Satya Wira Yudha, Anggota DEN, mengatakan dalam upaya mengamankan pasokan Pertalite diperlukan penegakan hukum dari aparat keamanan agar tidak terjadi kelangkaan. Langkah ini juga penting untuk mencegah adanya potensi tindakan dari pihak yang ingin mengambil keuntungan sepihak seperti mengoplos atau penimbunan BBM.
“Pengaturan penggunaan Pertalite itu jadi kepentingan bersama. Penegakan hukum oleh aparat ini bisa langsung melakukan tindakan, peranan penegak hukum sangat besar. Jangan sampai ada upaya penimbunan,” ujar Satya saat diskusi secara virtual ditulis Kamis (10/3/2022).
Menurut Satya, penegakan hukum (law enforcement) akan menjadi kunci supaya tidak terjadi penyelewengan di lapangan.

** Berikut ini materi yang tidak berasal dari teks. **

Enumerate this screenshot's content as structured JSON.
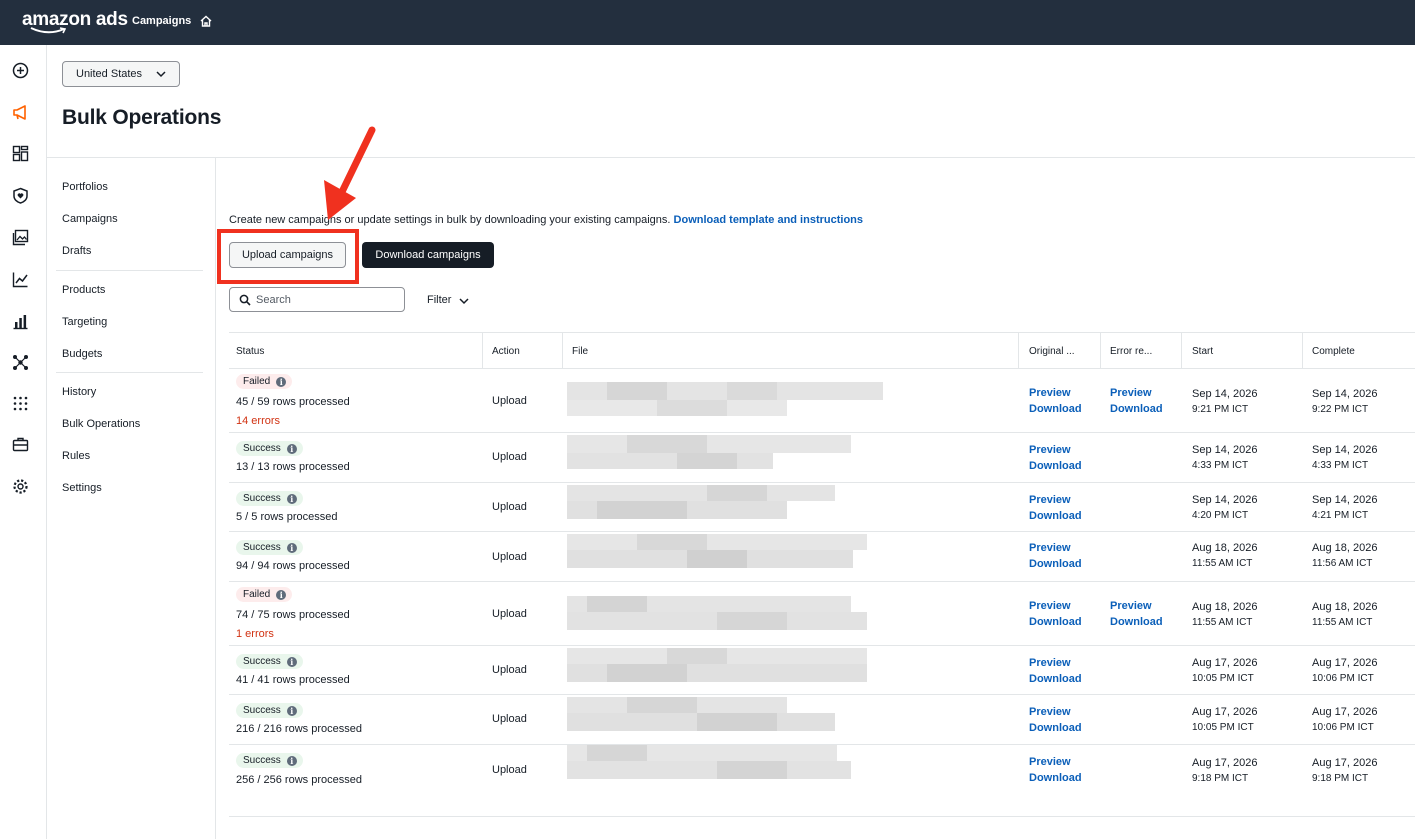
{
  "topbar": {
    "logo": "amazon ads",
    "nav_campaigns": "Campaigns"
  },
  "country_select": {
    "value": "United States"
  },
  "page_title": "Bulk Operations",
  "subnav": {
    "group1": [
      "Portfolios",
      "Campaigns",
      "Drafts"
    ],
    "group2": [
      "Products",
      "Targeting",
      "Budgets"
    ],
    "group3": [
      "History",
      "Bulk Operations",
      "Rules",
      "Settings"
    ]
  },
  "intro": {
    "text": "Create new campaigns or update settings in bulk by downloading your existing campaigns.",
    "link": "Download template and instructions"
  },
  "buttons": {
    "upload": "Upload campaigns",
    "download": "Download campaigns"
  },
  "search": {
    "placeholder": "Search"
  },
  "filter": {
    "label": "Filter"
  },
  "table": {
    "headers": [
      "Status",
      "Action",
      "File",
      "Original ...",
      "Error re...",
      "Start",
      "Complete"
    ],
    "rows": [
      {
        "status": "Failed",
        "rows": "45 / 59 rows processed",
        "errors": "14 errors",
        "action": "Upload",
        "orig_preview": "Preview",
        "orig_download": "Download",
        "err_preview": "Preview",
        "err_download": "Download",
        "start_date": "Sep 14, 2026",
        "start_time": "9:21 PM ICT",
        "complete_date": "Sep 14, 2026",
        "complete_time": "9:22 PM ICT"
      },
      {
        "status": "Success",
        "rows": "13 / 13 rows processed",
        "errors": "",
        "action": "Upload",
        "orig_preview": "Preview",
        "orig_download": "Download",
        "err_preview": "",
        "err_download": "",
        "start_date": "Sep 14, 2026",
        "start_time": "4:33 PM ICT",
        "complete_date": "Sep 14, 2026",
        "complete_time": "4:33 PM ICT"
      },
      {
        "status": "Success",
        "rows": "5 / 5 rows processed",
        "errors": "",
        "action": "Upload",
        "orig_preview": "Preview",
        "orig_download": "Download",
        "err_preview": "",
        "err_download": "",
        "start_date": "Sep 14, 2026",
        "start_time": "4:20 PM ICT",
        "complete_date": "Sep 14, 2026",
        "complete_time": "4:21 PM ICT"
      },
      {
        "status": "Success",
        "rows": "94 / 94 rows processed",
        "errors": "",
        "action": "Upload",
        "orig_preview": "Preview",
        "orig_download": "Download",
        "err_preview": "",
        "err_download": "",
        "start_date": "Aug 18, 2026",
        "start_time": "11:55 AM ICT",
        "complete_date": "Aug 18, 2026",
        "complete_time": "11:56 AM ICT"
      },
      {
        "status": "Failed",
        "rows": "74 / 75 rows processed",
        "errors": "1 errors",
        "action": "Upload",
        "orig_preview": "Preview",
        "orig_download": "Download",
        "err_preview": "Preview",
        "err_download": "Download",
        "start_date": "Aug 18, 2026",
        "start_time": "11:55 AM ICT",
        "complete_date": "Aug 18, 2026",
        "complete_time": "11:55 AM ICT"
      },
      {
        "status": "Success",
        "rows": "41 / 41 rows processed",
        "errors": "",
        "action": "Upload",
        "orig_preview": "Preview",
        "orig_download": "Download",
        "err_preview": "",
        "err_download": "",
        "start_date": "Aug 17, 2026",
        "start_time": "10:05 PM ICT",
        "complete_date": "Aug 17, 2026",
        "complete_time": "10:06 PM ICT"
      },
      {
        "status": "Success",
        "rows": "216 / 216 rows processed",
        "errors": "",
        "action": "Upload",
        "orig_preview": "Preview",
        "orig_download": "Download",
        "err_preview": "",
        "err_download": "",
        "start_date": "Aug 17, 2026",
        "start_time": "10:05 PM ICT",
        "complete_date": "Aug 17, 2026",
        "complete_time": "10:06 PM ICT"
      },
      {
        "status": "Success",
        "rows": "256 / 256 rows processed",
        "errors": "",
        "action": "Upload",
        "orig_preview": "Preview",
        "orig_download": "Download",
        "err_preview": "",
        "err_download": "",
        "start_date": "Aug 17, 2026",
        "start_time": "9:18 PM ICT",
        "complete_date": "Aug 17, 2026",
        "complete_time": "9:18 PM ICT"
      }
    ]
  },
  "colors": {
    "topbar": "#232f3e",
    "link": "#0b5fb9",
    "error": "#d13212",
    "highlight": "#f0311f",
    "active_rail": "#ff6200"
  },
  "icons": [
    "plus-circle-icon",
    "megaphone-icon",
    "dashboard-icon",
    "shield-heart-icon",
    "images-icon",
    "trend-icon",
    "bar-chart-icon",
    "network-icon",
    "grid-dots-icon",
    "briefcase-icon",
    "gear-icon"
  ]
}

Satya tidak menampik apabila ada komoditas yang sama tetapi memiliki dua harga yang bebeda, pasti ada saja yang ingin memanfaatkan perbedaan harga tersebut untuk keuntungan sendiri.
“Itu yang harus mendapatkan sorotan dari penegak hukum agar tidak ada orang berebut, dan chaos,” katanya.
Potensi penyalahgunaan Pertalite cukup tinggi apalagi harganya paling murah dibandingkan pesaing. Di sisi lain, harga Pertalite juga tak pernah naik sejak tiga tahun lalu. Pada 5 Januari 2019, Pertamina bahkan menurunkan harga Pertalite dari Rp7.800 menjadi Rp7.650 per liter untuk wilayah Jadebotabek.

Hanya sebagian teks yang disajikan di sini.